Another defence has been offered for what Vajpayee did in 1942: he was too young, too naive, unaware of the implications of his confessional statement, so why make a song and dance around it? In 1989, when strident Congress(I) elements with the approval of Rajiv Gandhi sought to highlight the Vajpayee 'character issue' by overstating their case, making factually inaccurate statements and calling him unpleasant names, some influential newspapers took the line that what a man did as a teenager should not be used against him in later life.

There is, incidentally, some confusion about Atal Behari Vajpayee's age. In the confessional statement, his age is recorded as 20 years. His official date of birth is December 25, 1926, which means he was under 16 in 1942.

In the freedom struggle, boys and girls much younger than 16 performed deeds of sterling courage and sacrifice. Leave alone the heroic role played by youth and students in the stream of revolutionary terrorism in India's freedom struggle, there are numerous cases of young college students who faced harsh persecution and penalties in 1942, yet remained steadfast in their conviction. For instance, Ahilya Rangnekar, later to become a Communist leader and CPI(M) MP, took out a procession of students from Ferguson College, Pune, soon after August 9, 1942. The college demanded that she apologise -- or face rustication. She refused to apologise, her belongings were thrown out of the college, and she spent several months in jail.

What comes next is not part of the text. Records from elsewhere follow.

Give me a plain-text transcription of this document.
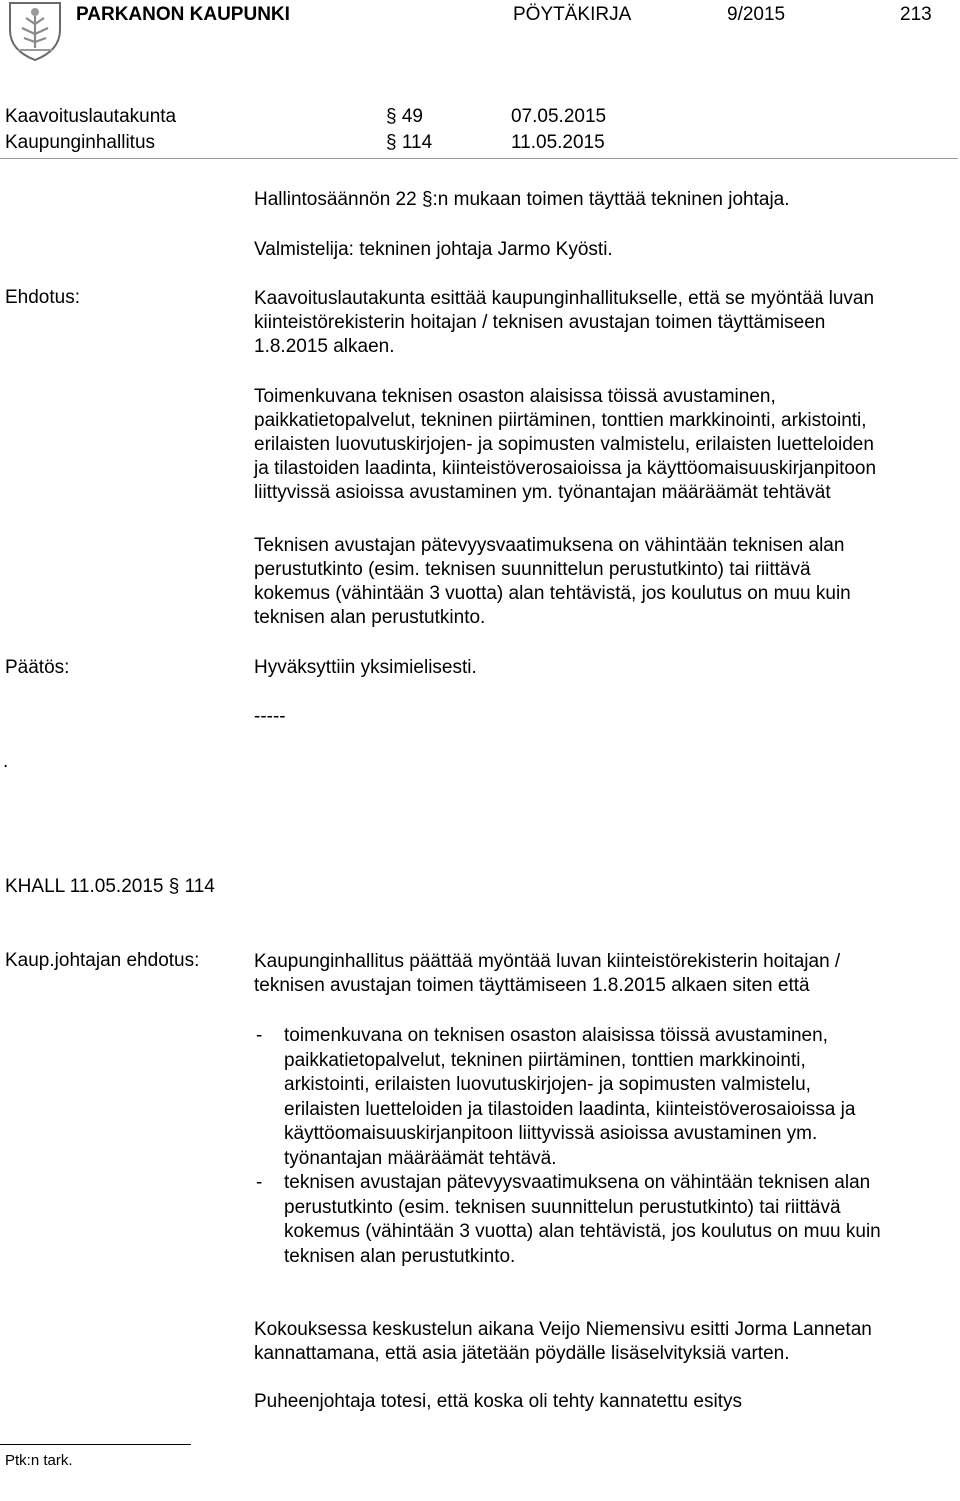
PARKANON KAUPUNKI	PÖYTÄKIRJA	9/2015	213
Kaavoituslautakunta	§ 49	07.05.2015
Kaupunginhallitus	§ 114	11.05.2015
Hallintosäännön 22 §:n mukaan toimen täyttää tekninen johtaja.
Valmistelija: tekninen johtaja Jarmo Kyösti.
Ehdotus:	Kaavoituslautakunta esittää kaupunginhallitukselle, että se myöntää luvan
kiinteistörekisterin hoitajan / teknisen avustajan toimen täyttämiseen
1.8.2015 alkaen.
Toimenkuvana teknisen osaston alaisissa töissä avustaminen,
paikkatietopalvelut, tekninen piirtäminen, tonttien markkinointi, arkistointi,
erilaisten luovutuskirjojen- ja sopimusten valmistelu, erilaisten luetteloiden
ja tilastoiden laadinta, kiinteistöverosaioissa ja käyttöomaisuuskirjanpitoon
liittyvissä asioissa avustaminen ym. työnantajan määräämät tehtävät
Teknisen avustajan pätevyysvaatimuksena on vähintään teknisen alan
perustutkinto (esim. teknisen suunnittelun perustutkinto) tai riittävä
kokemus (vähintään 3 vuotta) alan tehtävistä, jos koulutus on muu kuin
teknisen alan perustutkinto.
Päätös:	Hyväksyttiin yksimielisesti.
-----
.
KHALL 11.05.2015 § 114
Kaup.johtajan ehdotus:	Kaupunginhallitus päättää myöntää luvan kiinteistörekisterin hoitajan /
teknisen avustajan toimen täyttämiseen 1.8.2015 alkaen siten että
- toimenkuvana on teknisen osaston alaisissa töissä avustaminen,
paikkatietopalvelut, tekninen piirtäminen, tonttien markkinointi,
arkistointi, erilaisten luovutuskirjojen- ja sopimusten valmistelu,
erilaisten luetteloiden ja tilastoiden laadinta, kiinteistöverosaioissa ja
käyttöomaisuuskirjanpitoon liittyvissä asioissa avustaminen ym.
työnantajan määräämät tehtävä.
- teknisen avustajan pätevyysvaatimuksena on vähintään teknisen alan
perustutkinto (esim. teknisen suunnittelun perustutkinto) tai riittävä
kokemus (vähintään 3 vuotta) alan tehtävistä, jos koulutus on muu kuin
teknisen alan perustutkinto.
Kokouksessa keskustelun aikana Veijo Niemensivu esitti Jorma Lannetan
kannattamana, että asia jätetään pöydälle lisäselvityksiä varten.
Puheenjohtaja totesi, että koska oli tehty kannatettu esitys
Ptk:n tark.
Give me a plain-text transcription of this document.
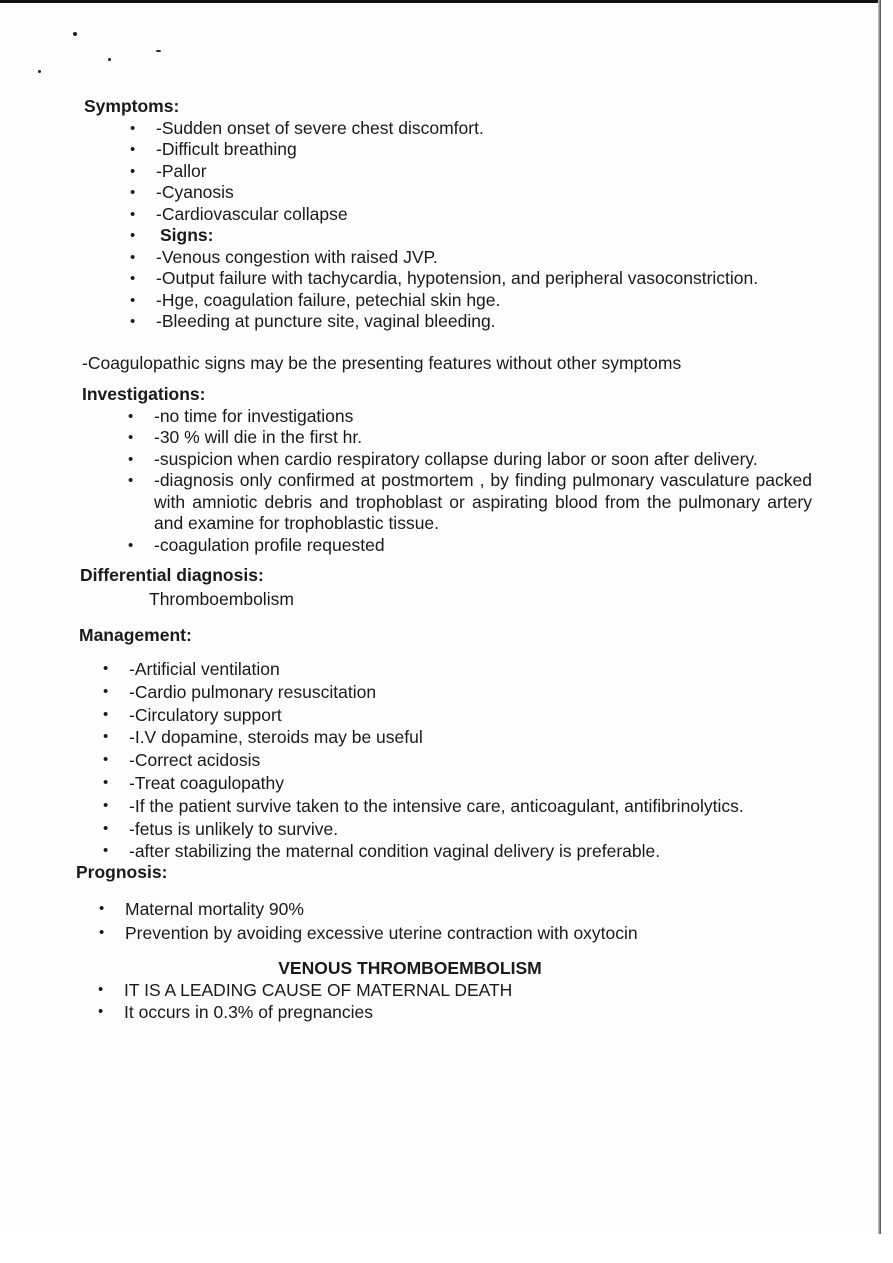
Symptoms:
• -Sudden onset of severe chest discomfort.
• -Difficult breathing
• -Pallor
• -Cyanosis
• -Cardiovascular collapse
• Signs:
• -Venous congestion with raised JVP.
• -Output failure with tachycardia, hypotension, and peripheral vasoconstriction.
• -Hge, coagulation failure, petechial skin hge.
• -Bleeding at puncture site, vaginal bleeding.
-Coagulopathic signs may be the presenting features without other symptoms
Investigations:
• -no time for investigations
• -30 % will die in the first hr.
• -suspicion when cardio respiratory collapse during labor or soon after delivery.
• -diagnosis only confirmed at postmortem , by finding pulmonary vasculature packed with amniotic debris and trophoblast or aspirating blood from the pulmonary artery and examine for trophoblastic tissue.
• -coagulation profile requested
Differential diagnosis:
Thromboembolism
Management:
• -Artificial ventilation
• -Cardio pulmonary resuscitation
• -Circulatory support
• -I.V dopamine, steroids may be useful
• -Correct acidosis
• -Treat coagulopathy
• -If the patient survive taken to the intensive care, anticoagulant, antifibrinolytics.
• -fetus is unlikely to survive.
• -after stabilizing the maternal condition vaginal delivery is preferable.
Prognosis:
• Maternal mortality 90%
• Prevention by avoiding excessive uterine contraction with oxytocin
VENOUS THROMBOEMBOLISM
• IT IS A LEADING CAUSE OF MATERNAL DEATH
• It occurs in 0.3% of pregnancies
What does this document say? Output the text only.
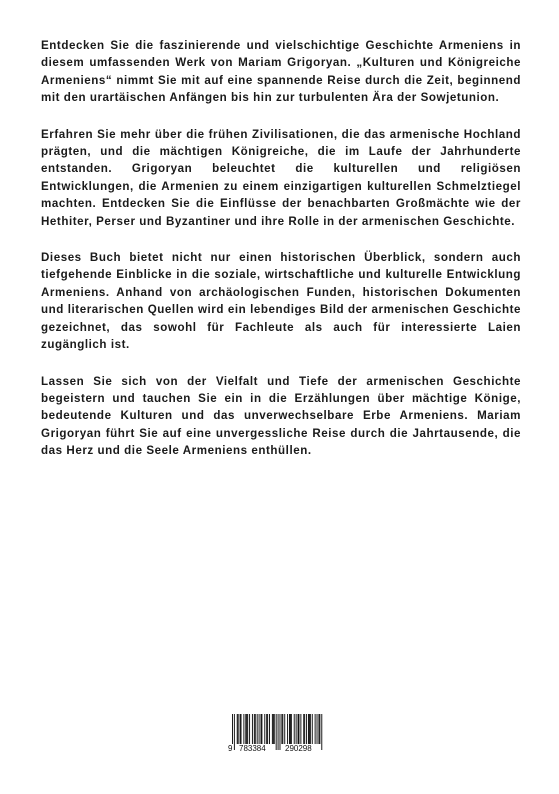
Entdecken Sie die faszinierende und vielschichtige Geschichte Armeniens in diesem umfassenden Werk von Mariam Grigoryan. „Kulturen und Königreiche Armeniens“ nimmt Sie mit auf eine spannende Reise durch die Zeit, beginnend mit den urartäischen Anfängen bis hin zur turbulenten Ära der Sowjetunion.

Erfahren Sie mehr über die frühen Zivilisationen, die das armenische Hochland prägten, und die mächtigen Königreiche, die im Laufe der Jahrhunderte entstanden. Grigoryan beleuchtet die kulturellen und religiösen Entwicklungen, die Armenien zu einem einzigartigen kulturellen Schmelztiegel machten. Entdecken Sie die Einflüsse der benachbarten Großmächte wie der Hethiter, Perser und Byzantiner und ihre Rolle in der armenischen Geschichte.

Dieses Buch bietet nicht nur einen historischen Überblick, sondern auch tiefgehende Einblicke in die soziale, wirtschaftliche und kulturelle Entwicklung Armeniens. Anhand von archäologischen Funden, historischen Dokumenten und literarischen Quellen wird ein lebendiges Bild der armenischen Geschichte gezeichnet, das sowohl für Fachleute als auch für interessierte Laien zugänglich ist.

Lassen Sie sich von der Vielfalt und Tiefe der armenischen Geschichte begeistern und tauchen Sie ein in die Erzählungen über mächtige Könige, bedeutende Kulturen und das unverwechselbare Erbe Armeniens. Mariam Grigoryan führt Sie auf eine unvergessliche Reise durch die Jahrtausende, die das Herz und die Seele Armeniens enthüllen.

9 783384 290298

Was Vajpayee really too naive and apolitical to understand what he was doing in 1942? His background suggests not. He was already, at the time of the Quit India Movement, a dedicated and active member of the Rashtriya Swayamsevak Sangh (RSS) and well versed with politics. In an article appearing in his name in the Organiser of May 7, 1995, Vajpayee recalled that he had come in contact with the RSS in 1939 and had regularly attended the shakha. In 1940, he went to see the first year Officers' Training Camp (OTC) at Nagpur where promising RSS cadres were trained for leadership. "In 1941 when I was in High School I did my first year OTC. In 1942 when I was in intermediate class I did my second year OTC and I did my third year in 1944 when I was doing my BA."

While there is no evidence to suggest that the RSS had any direct hand in Vajpayee's confessional statement, it appears that the movement's ethos, which was certainly not congenial to the freedom struggle, was in some measure responsible for the young man's mindset that led to the exculpatory statement of September 1, 1942. After all, the RSS had never organised a single protest against the British government and the nationalist feelings it sought to inculcate among its cadres targeted the Muslim community -- not British colonial rule.

One other -- personal -- explanation might be offered by Vajpayee's sympathisers: fear of his father, a school inspector who frowned upon any political activity. But this explanation is not persuasive since we know that Vajpayee, who seems to have known the direction of his life at a very early age, had no problems in defying his father when it came to joining the RSS.

The most charitable explanation of Atal Behari's role in 1942 -- if one were to discount his confessional statement and its implications, and his yet-to-be-convincingly-explained release from a 23-day incarceration -- is that he did nothing much. He was more or less a bystander, an observer, a passive "person in the crowd". Surely, this does not warrant any hagiographic mention of "participation in the Quit India Movement" or any kind of serious role in the freedom struggle.